Sempre tive convicção de que o dia de
parar não será a imprensa, nem os outros que vão definir. Se eu sentir que devo
jogar, mesmo que digam o contrário, seguirei jogando e vice-versa. A decisão é
muito pessoal e consciente, no sentido de que a gente tem que entender o que
está fazendo dentro do que se pede hoje no futebol. E o jogador, mais do que
qualquer outra pessoa, sabe aquilo que está rendendo e o que pode render. Eu
tenho orgulho de poder dar o meu 'stop' no momento em que eu não estiver
acompanhando o futebol da maneira como ele está.

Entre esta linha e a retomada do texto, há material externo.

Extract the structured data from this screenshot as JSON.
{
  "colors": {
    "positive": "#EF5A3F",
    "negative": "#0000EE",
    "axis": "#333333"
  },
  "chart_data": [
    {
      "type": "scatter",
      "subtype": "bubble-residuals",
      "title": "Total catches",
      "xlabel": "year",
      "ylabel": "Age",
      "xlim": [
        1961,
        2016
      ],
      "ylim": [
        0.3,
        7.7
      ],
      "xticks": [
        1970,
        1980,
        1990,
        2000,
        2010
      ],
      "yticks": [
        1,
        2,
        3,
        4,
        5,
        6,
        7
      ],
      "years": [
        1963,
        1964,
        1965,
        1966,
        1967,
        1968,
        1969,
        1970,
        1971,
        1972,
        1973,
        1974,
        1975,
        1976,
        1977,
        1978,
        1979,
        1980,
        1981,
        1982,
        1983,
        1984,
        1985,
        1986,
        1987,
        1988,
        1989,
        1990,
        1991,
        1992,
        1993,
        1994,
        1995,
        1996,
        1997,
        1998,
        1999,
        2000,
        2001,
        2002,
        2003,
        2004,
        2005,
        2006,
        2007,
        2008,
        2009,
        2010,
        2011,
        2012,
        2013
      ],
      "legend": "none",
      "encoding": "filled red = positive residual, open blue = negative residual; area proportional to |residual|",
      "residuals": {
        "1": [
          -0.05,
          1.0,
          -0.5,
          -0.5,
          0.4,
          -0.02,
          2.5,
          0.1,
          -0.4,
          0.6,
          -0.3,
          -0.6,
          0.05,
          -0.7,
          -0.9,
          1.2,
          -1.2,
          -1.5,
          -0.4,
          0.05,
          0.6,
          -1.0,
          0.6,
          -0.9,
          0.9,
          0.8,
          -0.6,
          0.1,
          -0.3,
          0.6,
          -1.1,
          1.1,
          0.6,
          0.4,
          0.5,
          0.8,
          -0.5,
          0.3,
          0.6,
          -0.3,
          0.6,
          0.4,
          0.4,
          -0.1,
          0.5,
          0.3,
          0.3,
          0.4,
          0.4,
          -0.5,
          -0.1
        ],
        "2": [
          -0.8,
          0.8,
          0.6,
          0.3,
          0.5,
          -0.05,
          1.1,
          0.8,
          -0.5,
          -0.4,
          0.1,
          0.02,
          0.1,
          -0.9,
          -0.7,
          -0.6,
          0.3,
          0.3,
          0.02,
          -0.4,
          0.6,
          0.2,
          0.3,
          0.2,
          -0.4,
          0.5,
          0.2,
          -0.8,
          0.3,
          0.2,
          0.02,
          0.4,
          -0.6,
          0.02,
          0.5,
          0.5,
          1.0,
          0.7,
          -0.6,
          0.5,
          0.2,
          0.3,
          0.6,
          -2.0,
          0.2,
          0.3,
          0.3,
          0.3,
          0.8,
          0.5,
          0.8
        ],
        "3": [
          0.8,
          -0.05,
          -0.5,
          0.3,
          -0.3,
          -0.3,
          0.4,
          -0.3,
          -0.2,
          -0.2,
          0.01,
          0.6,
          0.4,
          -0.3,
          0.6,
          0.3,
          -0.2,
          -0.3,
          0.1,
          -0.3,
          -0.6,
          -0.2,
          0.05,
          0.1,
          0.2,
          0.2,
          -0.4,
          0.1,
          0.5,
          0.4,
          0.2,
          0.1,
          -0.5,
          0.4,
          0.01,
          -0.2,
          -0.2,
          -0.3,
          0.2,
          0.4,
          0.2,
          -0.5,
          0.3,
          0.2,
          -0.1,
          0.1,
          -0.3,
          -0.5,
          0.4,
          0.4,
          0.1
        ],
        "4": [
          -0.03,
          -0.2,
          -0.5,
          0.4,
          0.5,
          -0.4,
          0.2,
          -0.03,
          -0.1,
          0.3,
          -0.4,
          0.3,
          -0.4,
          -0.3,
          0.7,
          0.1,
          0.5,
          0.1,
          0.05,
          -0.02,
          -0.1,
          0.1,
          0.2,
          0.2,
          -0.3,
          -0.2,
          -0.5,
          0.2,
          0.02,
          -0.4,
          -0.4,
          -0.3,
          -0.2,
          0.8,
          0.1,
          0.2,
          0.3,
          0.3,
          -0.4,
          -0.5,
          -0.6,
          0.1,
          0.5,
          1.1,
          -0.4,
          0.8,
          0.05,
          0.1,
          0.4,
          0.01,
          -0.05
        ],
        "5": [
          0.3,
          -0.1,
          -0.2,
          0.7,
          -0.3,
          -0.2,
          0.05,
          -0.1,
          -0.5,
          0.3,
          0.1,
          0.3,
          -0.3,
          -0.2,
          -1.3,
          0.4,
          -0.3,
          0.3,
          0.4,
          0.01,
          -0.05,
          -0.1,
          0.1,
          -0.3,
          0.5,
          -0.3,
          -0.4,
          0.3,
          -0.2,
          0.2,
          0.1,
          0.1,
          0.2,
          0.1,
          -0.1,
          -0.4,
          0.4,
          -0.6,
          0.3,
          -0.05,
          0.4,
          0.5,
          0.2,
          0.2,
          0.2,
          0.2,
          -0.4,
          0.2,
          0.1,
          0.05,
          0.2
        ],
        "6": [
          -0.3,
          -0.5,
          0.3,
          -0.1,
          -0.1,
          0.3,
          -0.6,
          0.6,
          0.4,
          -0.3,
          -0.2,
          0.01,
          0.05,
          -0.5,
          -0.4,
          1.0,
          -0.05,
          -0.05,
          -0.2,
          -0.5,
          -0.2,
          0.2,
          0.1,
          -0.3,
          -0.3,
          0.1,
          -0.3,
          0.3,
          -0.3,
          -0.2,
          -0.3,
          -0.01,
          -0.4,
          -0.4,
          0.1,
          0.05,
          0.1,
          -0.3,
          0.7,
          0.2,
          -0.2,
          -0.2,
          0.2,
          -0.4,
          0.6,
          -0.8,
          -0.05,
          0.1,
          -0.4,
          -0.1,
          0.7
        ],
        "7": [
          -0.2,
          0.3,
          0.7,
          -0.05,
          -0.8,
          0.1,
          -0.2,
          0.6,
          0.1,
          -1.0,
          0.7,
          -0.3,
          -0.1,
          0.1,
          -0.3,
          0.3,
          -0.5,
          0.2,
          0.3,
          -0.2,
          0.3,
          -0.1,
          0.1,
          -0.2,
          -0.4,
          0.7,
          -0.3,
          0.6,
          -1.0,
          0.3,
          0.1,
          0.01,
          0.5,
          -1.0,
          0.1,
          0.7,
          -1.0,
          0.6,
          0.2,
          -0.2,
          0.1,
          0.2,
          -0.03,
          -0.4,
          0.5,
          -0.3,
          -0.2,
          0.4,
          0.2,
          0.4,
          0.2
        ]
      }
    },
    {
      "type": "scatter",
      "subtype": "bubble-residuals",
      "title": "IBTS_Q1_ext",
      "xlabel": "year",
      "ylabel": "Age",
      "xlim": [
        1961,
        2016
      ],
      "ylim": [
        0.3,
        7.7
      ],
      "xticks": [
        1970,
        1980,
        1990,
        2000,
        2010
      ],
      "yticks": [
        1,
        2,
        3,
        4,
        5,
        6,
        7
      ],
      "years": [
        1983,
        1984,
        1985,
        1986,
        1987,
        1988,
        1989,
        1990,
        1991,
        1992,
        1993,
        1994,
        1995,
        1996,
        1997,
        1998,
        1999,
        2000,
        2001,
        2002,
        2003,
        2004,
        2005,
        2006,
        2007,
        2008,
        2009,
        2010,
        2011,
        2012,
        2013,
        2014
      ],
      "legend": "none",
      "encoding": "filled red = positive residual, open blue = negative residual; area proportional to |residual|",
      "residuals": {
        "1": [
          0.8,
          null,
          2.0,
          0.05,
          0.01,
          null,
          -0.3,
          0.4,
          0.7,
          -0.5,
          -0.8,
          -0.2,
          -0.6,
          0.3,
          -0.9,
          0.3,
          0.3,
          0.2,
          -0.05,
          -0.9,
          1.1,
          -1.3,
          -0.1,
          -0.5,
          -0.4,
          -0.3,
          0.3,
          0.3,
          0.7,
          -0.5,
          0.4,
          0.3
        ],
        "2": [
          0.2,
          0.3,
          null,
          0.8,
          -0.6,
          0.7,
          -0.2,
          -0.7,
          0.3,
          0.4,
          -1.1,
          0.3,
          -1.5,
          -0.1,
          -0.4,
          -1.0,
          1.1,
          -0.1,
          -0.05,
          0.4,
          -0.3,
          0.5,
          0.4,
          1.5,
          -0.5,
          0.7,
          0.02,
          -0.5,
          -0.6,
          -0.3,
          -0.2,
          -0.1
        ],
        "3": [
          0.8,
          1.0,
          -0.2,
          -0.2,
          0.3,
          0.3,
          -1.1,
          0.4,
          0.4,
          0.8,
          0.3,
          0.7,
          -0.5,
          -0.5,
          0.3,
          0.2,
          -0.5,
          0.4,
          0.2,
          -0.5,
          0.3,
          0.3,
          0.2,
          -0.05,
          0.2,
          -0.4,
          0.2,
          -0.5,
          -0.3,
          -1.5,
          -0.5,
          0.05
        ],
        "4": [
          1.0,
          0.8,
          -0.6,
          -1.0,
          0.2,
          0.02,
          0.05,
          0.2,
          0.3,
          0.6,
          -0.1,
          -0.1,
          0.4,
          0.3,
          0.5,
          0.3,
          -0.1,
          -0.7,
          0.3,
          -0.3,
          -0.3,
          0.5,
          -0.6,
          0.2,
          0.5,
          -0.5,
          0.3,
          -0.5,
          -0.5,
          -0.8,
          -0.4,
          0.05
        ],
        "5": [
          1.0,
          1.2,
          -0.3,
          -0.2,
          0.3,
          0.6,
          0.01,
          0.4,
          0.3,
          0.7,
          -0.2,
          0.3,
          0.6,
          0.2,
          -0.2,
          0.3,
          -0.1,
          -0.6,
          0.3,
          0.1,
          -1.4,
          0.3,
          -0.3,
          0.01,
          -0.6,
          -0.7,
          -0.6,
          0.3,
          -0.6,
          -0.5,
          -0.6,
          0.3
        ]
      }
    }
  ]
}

Até hoje, graças a Deus, a
idade não tem feito a diferença, mas agora é esperar após a lesão.
O Cruzeiro chega a 2015 depois de um bicampeonato brasileiro. De forma
natural, o torcedor vai cultivar a expectativa por campanhas históricas como
foram as de 2013 e 2014. Como o clube e o elenco celeste devem conviver com a
pressão por resultados e conquistas, mas, ao mesmo tempo, não rotular qualquer
resultado considerado adverso como fracasso?
Isso é natural, não tem como mudar. Normalmente,
os clubes vencedores, de tradição, entram todo ano com essa cobrança. No
Cruzeiro, por ganhar dois (brasileiros), a torcida imagina, e nós jogadores
também temos que imaginar por tudo que a gente tem feito, que temos condições
de ganhar principalmente a Libertadores. É um sonho de todo mundo, e o
Cruzeiro, que já ganhou duas vezes, com certeza pensa em ganhar a terceira.
Então, acredito que seja natural. Todos os outros clubes pensam em entrar para
ser campeões, imagina o Cruzeiro, que fez duas temporadas maravilhosas. Mas
entender que acreditar não é garantia de ganhar é uma coisa que, naturalmente,
é difícil.
É uma coisa cultural. Agora, depois
de muitos anos, que a gente está começando a valorizar o segundo, o terceiro.
Foi uma luta de muitos anos, não tinha isso. Nós sempre valorizamos o primeiro,
e o segundo era como se fosse o primeiro dos últimos. Quem chegava a uma final
e não ganhava, também era desvalorizado. Hoje, com o sistema de pontos
corridos, há uma tendência de se valorizar aqueles clubes que fazem bons
trabalhos, mas não conseguem ficar em primeiro. Aos poucos, o torcedor vai
entendendo que, ao fim da temporada, chegar à Libertadores também é positivo.
Mas é natural imaginar que nós temos uma pressão muito grande para atingir as
vitórias, principalmente se for mantida a base de trabalho.